Truth and Truths: Memory, Identity, Nation
CALL FOR PAPERS
Truth and Truths: Memory, Identity, and Nation
The concepts of nation, identity, and memory impact our lives in different ways as we use our own/individual perspective and methods to accept and process these ideas into our lives. These representations tend to empower us to take a stand with or against issues that can change our lives and our world. But what separates the truth from the false? Are there multiple truths? Where do we find truth? In our identity, our memories, or our nations? One can only speculate that the definition of the truth is shaped by one’s experiences, perceptions, and preconceived notions. Hence, when analyzing documents, patterns, and data from the past and the present, one can assume that we can predict patterns of how truth and truths are defined and applied by societies. How do we allow our nationality and memories to identify who we are? And where does truth lie? Memory is a vital concern when people convey details and provide explanations concerning issues on a larger scale. In the process we use stories (representations of the past and memories, both personal and collective) not only to make sense of our experiences, but to justify decisions and to profit from the experience of the past and of others in making current decisions about the present and the future.

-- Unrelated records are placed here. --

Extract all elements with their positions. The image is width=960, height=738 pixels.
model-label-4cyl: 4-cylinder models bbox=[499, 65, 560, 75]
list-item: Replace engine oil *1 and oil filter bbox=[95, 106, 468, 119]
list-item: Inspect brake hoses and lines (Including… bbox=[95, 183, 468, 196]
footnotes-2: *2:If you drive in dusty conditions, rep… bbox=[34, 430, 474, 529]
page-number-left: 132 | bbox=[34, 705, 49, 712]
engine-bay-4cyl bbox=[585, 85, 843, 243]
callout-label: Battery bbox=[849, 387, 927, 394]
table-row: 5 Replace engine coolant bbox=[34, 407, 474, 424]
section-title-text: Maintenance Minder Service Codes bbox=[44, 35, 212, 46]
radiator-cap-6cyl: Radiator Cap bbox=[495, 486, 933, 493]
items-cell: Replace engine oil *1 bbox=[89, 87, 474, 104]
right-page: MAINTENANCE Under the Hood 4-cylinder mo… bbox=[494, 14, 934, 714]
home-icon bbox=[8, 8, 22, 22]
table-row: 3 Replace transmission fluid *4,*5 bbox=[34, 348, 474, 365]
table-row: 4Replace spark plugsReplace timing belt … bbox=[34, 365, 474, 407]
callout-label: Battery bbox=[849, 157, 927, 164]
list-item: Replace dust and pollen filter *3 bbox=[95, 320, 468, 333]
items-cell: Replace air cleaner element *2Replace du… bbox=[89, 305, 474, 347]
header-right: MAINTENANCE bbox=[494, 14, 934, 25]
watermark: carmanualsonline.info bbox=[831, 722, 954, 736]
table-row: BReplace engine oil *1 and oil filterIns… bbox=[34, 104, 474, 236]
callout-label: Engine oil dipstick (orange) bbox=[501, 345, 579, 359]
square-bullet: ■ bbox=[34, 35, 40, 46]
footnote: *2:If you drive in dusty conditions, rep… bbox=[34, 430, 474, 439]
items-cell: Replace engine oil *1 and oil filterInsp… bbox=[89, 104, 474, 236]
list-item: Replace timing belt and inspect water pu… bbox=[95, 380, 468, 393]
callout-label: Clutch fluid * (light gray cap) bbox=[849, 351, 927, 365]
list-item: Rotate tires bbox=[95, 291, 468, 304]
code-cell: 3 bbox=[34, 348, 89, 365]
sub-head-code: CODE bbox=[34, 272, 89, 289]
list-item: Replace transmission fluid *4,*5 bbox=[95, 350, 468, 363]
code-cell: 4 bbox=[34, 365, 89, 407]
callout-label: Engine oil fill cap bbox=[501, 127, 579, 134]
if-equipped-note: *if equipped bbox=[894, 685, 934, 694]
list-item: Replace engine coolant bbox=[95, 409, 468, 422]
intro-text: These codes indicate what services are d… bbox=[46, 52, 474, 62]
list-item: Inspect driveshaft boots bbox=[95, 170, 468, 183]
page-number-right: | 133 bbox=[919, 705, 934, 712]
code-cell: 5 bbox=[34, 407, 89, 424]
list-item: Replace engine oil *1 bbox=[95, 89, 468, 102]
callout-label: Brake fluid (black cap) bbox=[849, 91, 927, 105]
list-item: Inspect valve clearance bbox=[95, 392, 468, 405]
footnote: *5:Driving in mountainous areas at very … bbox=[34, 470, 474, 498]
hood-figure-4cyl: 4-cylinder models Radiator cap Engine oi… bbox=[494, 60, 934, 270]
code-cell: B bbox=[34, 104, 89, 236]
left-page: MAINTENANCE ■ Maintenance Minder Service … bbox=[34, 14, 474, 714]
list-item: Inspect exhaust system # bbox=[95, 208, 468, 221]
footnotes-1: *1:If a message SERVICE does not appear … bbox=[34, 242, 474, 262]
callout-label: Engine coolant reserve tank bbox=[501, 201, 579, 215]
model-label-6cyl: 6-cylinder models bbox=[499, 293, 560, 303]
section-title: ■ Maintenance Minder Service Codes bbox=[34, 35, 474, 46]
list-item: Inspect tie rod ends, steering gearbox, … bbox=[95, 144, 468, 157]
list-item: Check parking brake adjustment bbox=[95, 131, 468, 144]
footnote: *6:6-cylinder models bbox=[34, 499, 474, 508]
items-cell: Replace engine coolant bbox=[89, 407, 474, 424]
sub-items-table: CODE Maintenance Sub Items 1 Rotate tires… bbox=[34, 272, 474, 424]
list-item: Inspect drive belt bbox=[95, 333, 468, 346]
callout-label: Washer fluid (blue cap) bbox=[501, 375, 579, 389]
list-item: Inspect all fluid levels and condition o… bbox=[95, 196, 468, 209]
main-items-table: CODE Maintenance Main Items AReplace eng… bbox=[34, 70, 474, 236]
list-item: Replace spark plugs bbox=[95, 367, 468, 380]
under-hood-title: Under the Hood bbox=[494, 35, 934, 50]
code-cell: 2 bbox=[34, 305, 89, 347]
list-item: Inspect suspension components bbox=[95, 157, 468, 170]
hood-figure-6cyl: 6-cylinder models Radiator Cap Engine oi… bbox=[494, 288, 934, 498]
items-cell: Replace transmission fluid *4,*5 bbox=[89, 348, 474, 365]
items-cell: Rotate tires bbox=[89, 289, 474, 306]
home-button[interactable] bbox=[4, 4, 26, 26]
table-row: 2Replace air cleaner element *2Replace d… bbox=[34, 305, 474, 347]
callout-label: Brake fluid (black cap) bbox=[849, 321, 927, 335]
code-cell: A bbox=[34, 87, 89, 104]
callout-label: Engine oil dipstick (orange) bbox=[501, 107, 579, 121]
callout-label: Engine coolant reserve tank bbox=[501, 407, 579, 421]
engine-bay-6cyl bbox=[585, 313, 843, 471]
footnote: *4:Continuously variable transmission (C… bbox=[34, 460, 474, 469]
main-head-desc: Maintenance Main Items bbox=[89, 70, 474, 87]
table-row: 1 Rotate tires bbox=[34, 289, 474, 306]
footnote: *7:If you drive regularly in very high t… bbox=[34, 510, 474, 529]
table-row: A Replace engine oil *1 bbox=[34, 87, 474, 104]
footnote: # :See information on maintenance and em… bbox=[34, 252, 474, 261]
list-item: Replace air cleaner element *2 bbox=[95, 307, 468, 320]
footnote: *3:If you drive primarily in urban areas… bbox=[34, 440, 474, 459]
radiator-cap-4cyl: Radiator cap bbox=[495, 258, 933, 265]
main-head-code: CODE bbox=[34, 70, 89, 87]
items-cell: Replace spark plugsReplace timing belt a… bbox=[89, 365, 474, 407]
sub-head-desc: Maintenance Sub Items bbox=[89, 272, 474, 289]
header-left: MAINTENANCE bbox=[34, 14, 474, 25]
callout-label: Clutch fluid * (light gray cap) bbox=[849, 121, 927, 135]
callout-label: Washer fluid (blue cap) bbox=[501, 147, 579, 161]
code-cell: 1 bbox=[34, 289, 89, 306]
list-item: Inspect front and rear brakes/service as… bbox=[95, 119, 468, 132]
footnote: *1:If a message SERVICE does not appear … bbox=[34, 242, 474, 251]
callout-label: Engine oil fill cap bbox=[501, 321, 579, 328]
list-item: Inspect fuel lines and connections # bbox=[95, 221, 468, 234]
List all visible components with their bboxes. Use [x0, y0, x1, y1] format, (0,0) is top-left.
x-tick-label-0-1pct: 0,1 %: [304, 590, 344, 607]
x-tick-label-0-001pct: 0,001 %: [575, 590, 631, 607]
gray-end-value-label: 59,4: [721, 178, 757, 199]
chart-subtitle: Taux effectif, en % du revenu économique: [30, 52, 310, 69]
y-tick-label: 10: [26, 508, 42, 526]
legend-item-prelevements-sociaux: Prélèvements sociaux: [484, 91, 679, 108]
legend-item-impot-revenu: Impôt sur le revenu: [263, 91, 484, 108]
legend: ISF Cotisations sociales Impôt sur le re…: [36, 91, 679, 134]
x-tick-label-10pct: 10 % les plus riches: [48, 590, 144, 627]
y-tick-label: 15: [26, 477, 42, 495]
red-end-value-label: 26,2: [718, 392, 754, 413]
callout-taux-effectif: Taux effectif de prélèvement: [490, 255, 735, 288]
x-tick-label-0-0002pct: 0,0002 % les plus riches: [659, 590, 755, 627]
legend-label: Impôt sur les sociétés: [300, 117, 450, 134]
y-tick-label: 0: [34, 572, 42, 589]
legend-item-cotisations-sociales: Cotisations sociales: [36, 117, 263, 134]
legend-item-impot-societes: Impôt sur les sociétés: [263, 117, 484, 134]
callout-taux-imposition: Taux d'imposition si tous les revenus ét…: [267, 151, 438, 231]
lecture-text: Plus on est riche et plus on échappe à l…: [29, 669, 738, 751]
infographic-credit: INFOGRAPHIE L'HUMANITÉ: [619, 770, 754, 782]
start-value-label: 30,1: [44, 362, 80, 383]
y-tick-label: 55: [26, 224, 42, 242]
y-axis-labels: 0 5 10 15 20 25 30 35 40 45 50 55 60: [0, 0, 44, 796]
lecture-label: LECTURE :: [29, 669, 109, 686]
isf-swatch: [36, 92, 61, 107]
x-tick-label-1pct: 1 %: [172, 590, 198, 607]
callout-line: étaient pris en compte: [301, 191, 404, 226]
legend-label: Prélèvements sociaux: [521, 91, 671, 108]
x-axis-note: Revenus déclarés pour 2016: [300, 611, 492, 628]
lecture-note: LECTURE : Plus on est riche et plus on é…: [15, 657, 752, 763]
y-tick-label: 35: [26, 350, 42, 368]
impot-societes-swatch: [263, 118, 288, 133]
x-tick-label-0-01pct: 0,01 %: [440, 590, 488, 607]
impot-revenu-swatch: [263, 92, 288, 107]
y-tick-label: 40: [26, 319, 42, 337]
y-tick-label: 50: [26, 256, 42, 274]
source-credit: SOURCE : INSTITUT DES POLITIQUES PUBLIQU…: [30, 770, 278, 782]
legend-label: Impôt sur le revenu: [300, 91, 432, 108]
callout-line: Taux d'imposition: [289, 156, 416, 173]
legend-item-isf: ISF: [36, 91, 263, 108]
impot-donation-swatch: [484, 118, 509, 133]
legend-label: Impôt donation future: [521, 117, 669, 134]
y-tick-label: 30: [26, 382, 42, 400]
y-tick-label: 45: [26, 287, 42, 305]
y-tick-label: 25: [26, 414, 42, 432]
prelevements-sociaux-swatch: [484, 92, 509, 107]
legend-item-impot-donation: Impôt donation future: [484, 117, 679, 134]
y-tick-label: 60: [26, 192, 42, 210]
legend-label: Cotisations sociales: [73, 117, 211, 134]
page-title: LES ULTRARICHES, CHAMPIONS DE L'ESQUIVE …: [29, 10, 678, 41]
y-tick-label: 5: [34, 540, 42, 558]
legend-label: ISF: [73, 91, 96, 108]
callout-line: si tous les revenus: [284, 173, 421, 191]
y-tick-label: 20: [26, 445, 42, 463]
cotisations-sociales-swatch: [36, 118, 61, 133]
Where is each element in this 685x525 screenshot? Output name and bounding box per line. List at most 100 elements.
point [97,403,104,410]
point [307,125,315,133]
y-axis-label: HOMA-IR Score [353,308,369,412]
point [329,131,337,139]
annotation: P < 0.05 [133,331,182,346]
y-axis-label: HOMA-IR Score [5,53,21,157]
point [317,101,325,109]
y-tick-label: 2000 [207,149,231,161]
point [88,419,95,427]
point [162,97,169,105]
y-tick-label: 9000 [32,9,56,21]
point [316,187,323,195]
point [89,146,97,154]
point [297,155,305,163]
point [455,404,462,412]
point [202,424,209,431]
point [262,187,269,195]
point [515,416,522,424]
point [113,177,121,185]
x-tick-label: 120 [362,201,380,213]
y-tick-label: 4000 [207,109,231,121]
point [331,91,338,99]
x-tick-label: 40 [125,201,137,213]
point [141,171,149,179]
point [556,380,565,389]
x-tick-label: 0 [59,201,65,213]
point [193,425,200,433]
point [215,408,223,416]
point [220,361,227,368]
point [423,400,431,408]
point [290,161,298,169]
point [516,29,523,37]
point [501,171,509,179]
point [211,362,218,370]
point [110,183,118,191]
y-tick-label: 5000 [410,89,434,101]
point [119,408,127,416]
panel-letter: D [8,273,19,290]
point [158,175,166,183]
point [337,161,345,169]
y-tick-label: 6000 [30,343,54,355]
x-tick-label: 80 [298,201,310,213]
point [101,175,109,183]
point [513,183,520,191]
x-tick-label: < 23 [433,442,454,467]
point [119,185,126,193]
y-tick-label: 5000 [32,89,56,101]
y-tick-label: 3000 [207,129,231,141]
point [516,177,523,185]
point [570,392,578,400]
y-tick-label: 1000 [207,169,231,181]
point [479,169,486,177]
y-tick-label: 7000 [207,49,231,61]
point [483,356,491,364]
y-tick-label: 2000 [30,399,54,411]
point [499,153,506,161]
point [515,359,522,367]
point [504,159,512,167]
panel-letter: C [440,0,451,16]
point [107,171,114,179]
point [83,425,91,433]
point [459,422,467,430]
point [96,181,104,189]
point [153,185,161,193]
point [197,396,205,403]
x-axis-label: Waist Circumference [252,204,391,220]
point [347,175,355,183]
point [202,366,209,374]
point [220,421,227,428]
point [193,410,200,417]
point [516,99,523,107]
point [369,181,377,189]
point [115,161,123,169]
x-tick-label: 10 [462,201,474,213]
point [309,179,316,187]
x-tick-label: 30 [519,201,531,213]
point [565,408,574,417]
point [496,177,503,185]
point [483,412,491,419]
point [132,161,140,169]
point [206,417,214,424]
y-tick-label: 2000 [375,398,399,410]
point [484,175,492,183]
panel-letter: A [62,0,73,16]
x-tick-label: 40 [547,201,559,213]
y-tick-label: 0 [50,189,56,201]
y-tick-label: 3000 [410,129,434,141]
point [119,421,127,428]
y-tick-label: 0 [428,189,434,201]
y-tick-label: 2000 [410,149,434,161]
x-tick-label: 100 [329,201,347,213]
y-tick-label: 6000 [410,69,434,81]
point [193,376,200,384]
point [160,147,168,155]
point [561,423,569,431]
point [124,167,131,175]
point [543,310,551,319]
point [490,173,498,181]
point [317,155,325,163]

Abstracts for 20-minute papers are welcome. Abstracts should be no longer than 250 words. The conference accepts papers that include but are not limited to:
- Religious Identities
- Personal and Collective Memory
- Patriotism vs. Nationalism
- Historical Representations of Identity
- Truth and Post-Truths
- Connotations of Nationalism
- Representations of Identity, Memory, and Nation in Literature and Media
- Nations: Representations of Privilege and Oppression
To apply, please submit an abstract and a brief bio to Ahmed Bitar, email@example.com by Friday, February 15, 2019.
The conference will take place at Wayne State University on Saturday, April 6, 2019. The conference is held by The Graduate Forum in the Department of Classical and Modern Languages and Literatures at Wayne State University.